With Monday evening’s confirmation and swearing in of Amy Coney Barrett, the Supreme Court is back to nine justices, and in the coming weeks and months Barrett is likely to provide a crucial vote in deciding what, if any, Second Amendment-related cases the Court should consider.
While the Supreme Court just turned away a case called Rodriguez vs. City of San Jose that dealt with firearms seizures, gun owners and Second Amendment advocates are hoping that with Barrett on the bench, 2A cases will start to be addressed by the Court for the first time in a decade. It was 2010 when the Court struck down the city of Chicago’s ban on handguns in the McDonald case, but since then SCOTUS has been mostly silent on the issue.

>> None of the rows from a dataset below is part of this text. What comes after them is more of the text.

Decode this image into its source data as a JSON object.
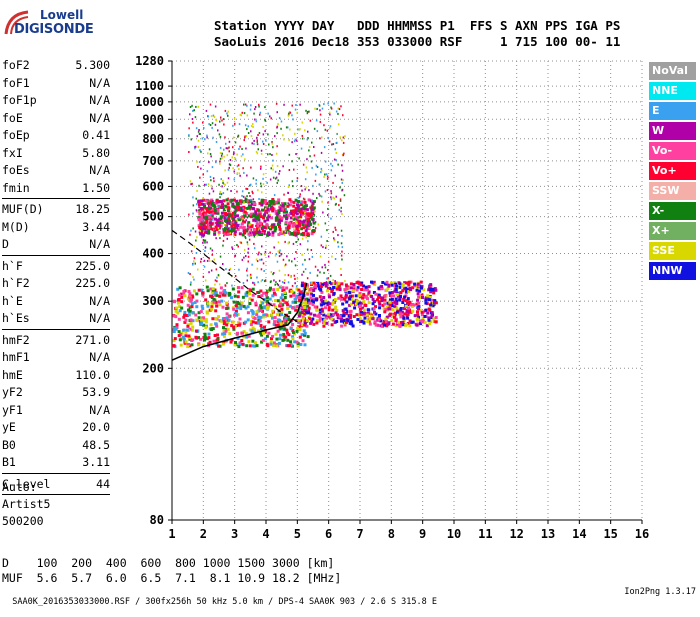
{
  "logo": {
    "line1": "Lowell",
    "line2": "DIGISONDE"
  },
  "header": {
    "row1": "Station YYYY DAY   DDD HHMMSS P1  FFS S AXN PPS IGA PS",
    "row2": "SaoLuis 2016 Dec18 353 033000 RSF     1 715 100 00- 11"
  },
  "params": [
    {
      "group": [
        {
          "k": "foF2",
          "v": "5.300"
        },
        {
          "k": "foF1",
          "v": "N/A"
        },
        {
          "k": "foF1p",
          "v": "N/A"
        },
        {
          "k": "foE",
          "v": "N/A"
        },
        {
          "k": "foEp",
          "v": "0.41"
        },
        {
          "k": "fxI",
          "v": "5.80"
        },
        {
          "k": "foEs",
          "v": "N/A"
        },
        {
          "k": "fmin",
          "v": "1.50"
        }
      ]
    },
    {
      "group": [
        {
          "k": "MUF(D)",
          "v": "18.25"
        },
        {
          "k": "M(D)",
          "v": "3.44"
        },
        {
          "k": "D",
          "v": "N/A"
        }
      ]
    },
    {
      "group": [
        {
          "k": "h`F",
          "v": "225.0"
        },
        {
          "k": "h`F2",
          "v": "225.0"
        },
        {
          "k": "h`E",
          "v": "N/A"
        },
        {
          "k": "h`Es",
          "v": "N/A"
        }
      ]
    },
    {
      "group": [
        {
          "k": "hmF2",
          "v": "271.0"
        },
        {
          "k": "hmF1",
          "v": "N/A"
        },
        {
          "k": "hmE",
          "v": "110.0"
        },
        {
          "k": "yF2",
          "v": "53.9"
        },
        {
          "k": "yF1",
          "v": "N/A"
        },
        {
          "k": "yE",
          "v": "20.0"
        },
        {
          "k": "B0",
          "v": "48.5"
        },
        {
          "k": "B1",
          "v": "3.11"
        }
      ]
    },
    {
      "group": [
        {
          "k": "C-level",
          "v": "44"
        }
      ]
    }
  ],
  "auto": {
    "line1": "Auto:",
    "line2": "Artist5",
    "line3": "500200"
  },
  "distance_table": {
    "row1": "D    100  200  400  600  800 1000 1500 3000 [km]",
    "row2": "MUF  5.6  5.7  6.0  6.5  7.1  8.1 10.9 18.2 [MHz]"
  },
  "footer": {
    "left": "SAA0K_2016353033000.RSF / 300fx256h 50 kHz 5.0 km / DPS-4 SAA0K 903 / 2.6 S 315.8 E",
    "right": "Ion2Png 1.3.17"
  },
  "legend": [
    {
      "label": "NoVal",
      "color": "#a0a0a0"
    },
    {
      "label": "NNE",
      "color": "#00e8f0"
    },
    {
      "label": "E",
      "color": "#3aa0f0"
    },
    {
      "label": "W",
      "color": "#b000a8"
    },
    {
      "label": "Vo-",
      "color": "#ff40a0"
    },
    {
      "label": "Vo+",
      "color": "#ff0030"
    },
    {
      "label": "SSW",
      "color": "#f4b0a8"
    },
    {
      "label": "X-",
      "color": "#108010"
    },
    {
      "label": "X+",
      "color": "#70b060"
    },
    {
      "label": "SSE",
      "color": "#d8d800"
    },
    {
      "label": "NNW",
      "color": "#1010e0"
    }
  ],
  "chart_data": {
    "type": "scatter",
    "x_ticks": [
      1,
      2,
      3,
      4,
      5,
      6,
      7,
      8,
      9,
      10,
      11,
      12,
      13,
      14,
      15,
      16
    ],
    "y_ticks": [
      80,
      200,
      300,
      400,
      500,
      600,
      700,
      800,
      900,
      1000,
      1100,
      1280
    ],
    "y_scale": "log",
    "xlim": [
      1,
      16
    ],
    "ylim": [
      80,
      1280
    ],
    "grid": true,
    "clusters": [
      {
        "name": "F2 O-trace",
        "x_range": [
          1.0,
          5.3
        ],
        "y_range": [
          230,
          330
        ],
        "colors": [
          "#ff0030",
          "#ff40a0",
          "#3aa0f0",
          "#108010",
          "#d8d800"
        ]
      },
      {
        "name": "Low-frequency trace",
        "x_range": [
          5.0,
          9.4
        ],
        "y_range": [
          260,
          340
        ],
        "colors": [
          "#ff0030",
          "#ff40a0",
          "#d8d800",
          "#b000a8",
          "#1010e0"
        ]
      },
      {
        "name": "2nd hop",
        "x_range": [
          1.8,
          5.5
        ],
        "y_range": [
          450,
          560
        ],
        "colors": [
          "#ff0030",
          "#ff40a0",
          "#b000a8",
          "#108010"
        ]
      },
      {
        "name": "Scattered",
        "x_range": [
          1.5,
          6.5
        ],
        "y_range": [
          330,
          1000
        ],
        "colors": [
          "#b000a8",
          "#108010",
          "#ff0030",
          "#3aa0f0",
          "#d8d800"
        ]
      }
    ],
    "profile_curve": [
      [
        1.0,
        210
      ],
      [
        2.0,
        228
      ],
      [
        3.0,
        240
      ],
      [
        4.0,
        252
      ],
      [
        4.7,
        260
      ],
      [
        5.0,
        280
      ],
      [
        5.2,
        310
      ],
      [
        5.3,
        335
      ]
    ],
    "dashed_curve": [
      [
        1.0,
        460
      ],
      [
        1.5,
        430
      ],
      [
        2.0,
        400
      ],
      [
        2.5,
        370
      ],
      [
        3.0,
        345
      ],
      [
        3.5,
        320
      ],
      [
        4.0,
        300
      ],
      [
        4.5,
        280
      ],
      [
        5.0,
        265
      ]
    ]
  }
}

So what are the cases that could soon come before the Court? While the Supreme Court doesn’t currently have any Second Amendment-related cases that are being considered in conference, a case called Caldara vs. City of Boulder could go to conference by the end of the year. This case is a challenge to the city of Boulder, Colorado’s so-called assault weapons ban, but the question before the Court is whether or not the plaintiffs in the case will actually be able to bring a challenge to the local ordinance, with lower courts turning away the case and petitioners asking the Supreme Court to revive the issue.
The Court will also soon consider a case called Carey v. Throwe, which involves a right-to-carry challenge brought by Norris Paul Carey, Jr., a retired officer with the Maryland Natural Resources Police who sought to carry under the Law Enforcement Officer Safety Act, but had his LEOSA card stripped from him after his former department claimed that he had not retired in good standing.
While this case could ultimately be used as a vehicle for the Court to weigh in on the right to bear arms outside of the home, because the challenge deals with LEOSA and not the standard concealed carry licenses for civilians, if the Supreme Court agrees to hear the case it could issue a narrow ruling that doesn’t directly impact the ability of law-abiding citizens to carry a firearm.
There are also a number of cases currently in circuit courts of appeals that could soon make their way to the Supreme Court for consideration, including a challenge to California’s ban on online and out-of-state sales of ammunition (Rhode v. Becerra), a case taking on California’s magazine ban (Duncan v. Becerra), and a challenge to the state of Hawaii’s ban on open carry (Young v. Hawaii).
The Young case could be one of the next cases to arrive at the Supreme Court, since oral arguments have been held in the en banc review of the case in the Ninth Circuit. Once the en banc decision comes down, it’s likely that the losing side will appeal the case up to the Supreme Court, and that could be the first case that deals with a right to carry that the Court will hear after Barrett’s confirmation.
This case not only deals with the right to openly carry a firearm, it also implicates an earlier case out of the Ninth Circuit (Peruta v. San Diego) that held that there is no constitutional right to carry concealed. The Young case would allow the Supreme Court to not only undo the damage done in Peruta, but to finally weigh in on whether the right to keep and bear arms actually protects a right to, you know, bear arms.
There are a few other cases percolating in the circuit courts of appeals that we’ll be taking a closer look at later today, but I’d say the cases listed above are the first that have the opportunity to be heard by the Supreme Court now that Amy Coney Barrett is officially an Associate Justice.